Es war am 26. September 1992, als auf der Galopprennbahn in Köln-Weidenpesch der Name Hickst erstmals dem Publikum bekannt gemacht wurde: Reiterwechsel auf dem russischen Hengst Rezon im Kaufhof-Preis. Weil der ursprünglich vorgesehene Jockey kein Visum bekommen hatte, und Hickst eine knappe Woche zuvor die Lizenz erhalten hatte, ritt Hickst Rezon. Er ritt ihn zum Sieg und alle rieben sich völlig verwundert die Augen. Wegen des Sieges und wegen des Reiters. Des Reiters mit dem Stil, der anders ist.
‚Was die Leute über meinen Reitstil denken, ist mir egal.‘ Das hat Waldemar Hickst schon früh gesagt. 1994 genauer gesagt, als ‚Galopp Intern‘ eine Geschichte über den Deutsch-Russen veröffentlicht hat. Der Sieg mit Rezon in Köln – es war der erste Sieg des Jockeys in Deutschland. Was keiner wusste: 418 Siege, zwischen 1987 und 1991 vor allem in Kirgisien und Kasachstan erreicht, hatte Hickst da schon auf seinem Konto: es waren Siege mit Vollblütern und mit Arabern. Und es waren auch fünf Derbysiege. Drei in Kirgisien, zwei in Kasachstan.
In Kasachstan ist Waldemar Hickst auch geboren, die Großeltern stammen aus Deutschland. Schon in den 60er und 70er Jahren wollte die Familie, allesamt im Besitz eines deutschen Passes, zurück nach Deutschland wechseln, das hat nicht geklappt. Erst 1991 gelang es. Hickst war in seiner alten Heimat auch schon einmal Trainer. 57 Siege schnappte er sich in dieser Funktion zwischen 1988 und 1990. Jockey, Trainer, Arbeitsreiter, Futtermeister – Waldemar Hickst hat das alles schon erlebt. Pferde sind sein Leben, sie sind es fast immer gewesen. Auch schon zu Schulzeiten. Und heute natürlich immer noch. Sie bestimmen den Tagesablauf.

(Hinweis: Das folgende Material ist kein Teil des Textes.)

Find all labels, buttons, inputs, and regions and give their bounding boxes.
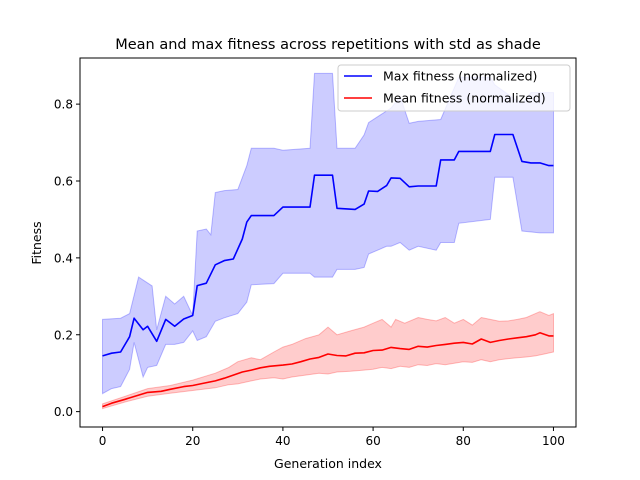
legend-label-mean: Mean fitness (normalized) bbox=[383, 91, 546, 106]
x-tick-label: 20 bbox=[185, 434, 200, 448]
std-shade-layer bbox=[102, 72, 554, 410]
x-tick-label: 0 bbox=[99, 434, 107, 448]
series-line-mean bbox=[102, 331, 554, 408]
y-tick-label: 0.0 bbox=[54, 405, 73, 419]
std-shade-max bbox=[102, 72, 554, 395]
y-tick-label: 0.4 bbox=[54, 251, 73, 265]
y-axis: 0.0 0.2 0.4 0.6 0.8 bbox=[54, 98, 80, 419]
x-tick-label: 40 bbox=[275, 434, 290, 448]
y-tick-label: 0.6 bbox=[54, 175, 73, 189]
legend: Max fitness (normalized) Mean fitness (n… bbox=[337, 64, 571, 112]
plot-frame bbox=[79, 57, 577, 428]
series-lines-layer bbox=[102, 133, 554, 408]
std-shade-mean bbox=[102, 311, 554, 410]
chart-title: Mean and max fitness across repetitions … bbox=[115, 37, 541, 53]
y-tick-label: 0.2 bbox=[54, 328, 73, 342]
x-tick-label: 60 bbox=[365, 434, 380, 448]
legend-label-max: Max fitness (normalized) bbox=[383, 69, 537, 84]
x-axis: 0 20 40 60 80 100 bbox=[99, 427, 565, 448]
y-axis-label: Fitness bbox=[29, 221, 44, 264]
x-tick-label: 80 bbox=[456, 434, 471, 448]
legend-box bbox=[337, 64, 571, 112]
series-line-max bbox=[102, 133, 554, 357]
y-tick-label: 0.8 bbox=[54, 98, 73, 112]
x-axis-label: Generation index bbox=[274, 456, 382, 471]
x-tick-label: 100 bbox=[542, 434, 565, 448]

Hickst hat durchaus auch große Rennen gewonnen, wurde von Trainer Harro Remmert immer unterstützt. Mit Massada hat er den Sieg im Preis der Winterkönigin erreicht. Das war am 3. Oktober 1995. Und wieder haben sich alle verwundert die Augen gerieben. Massada gewann mit Hickst im Sattel an diesem Tag für Harro Remmert als 511:10-Außenseiterin. Sie gewann erdrückend überlegen mit elf Längen Vorsprung. Sie zahlte auch deshalb so viel, weil Hickst im Sattel saß: der unterschätzte Jockey Hickst. Auch Rennkommentator Manfred Chapman war zunächst etwas verwundert, als die beiden an der Außenseite da so herrlich aufmarschierte. 400 Meter vor dem Ziel sagte Chapman: ‚Und außen, da kommt sie! Mas..‘ Ganz kurze Pause, Chapman wollte schon Masai Mara sagen, die Favoritin des Rennens. Er merkte es sofort: ‚…..sada! Massada trumpft hier auf. Massada ist dreihundert Meter vor dem Ziel ein völlig überlegenes Pferd.‘ Waldemar Hickst hat diesen Tag nie vergessen und er bedankte sich bei der Siegerehrung in aller Öffentlichkeit bei dem Mann, der immer und immer wieder, egal was andere sagen, an ihn geglaubt hat: bei seinem Trainer Harro Remmert.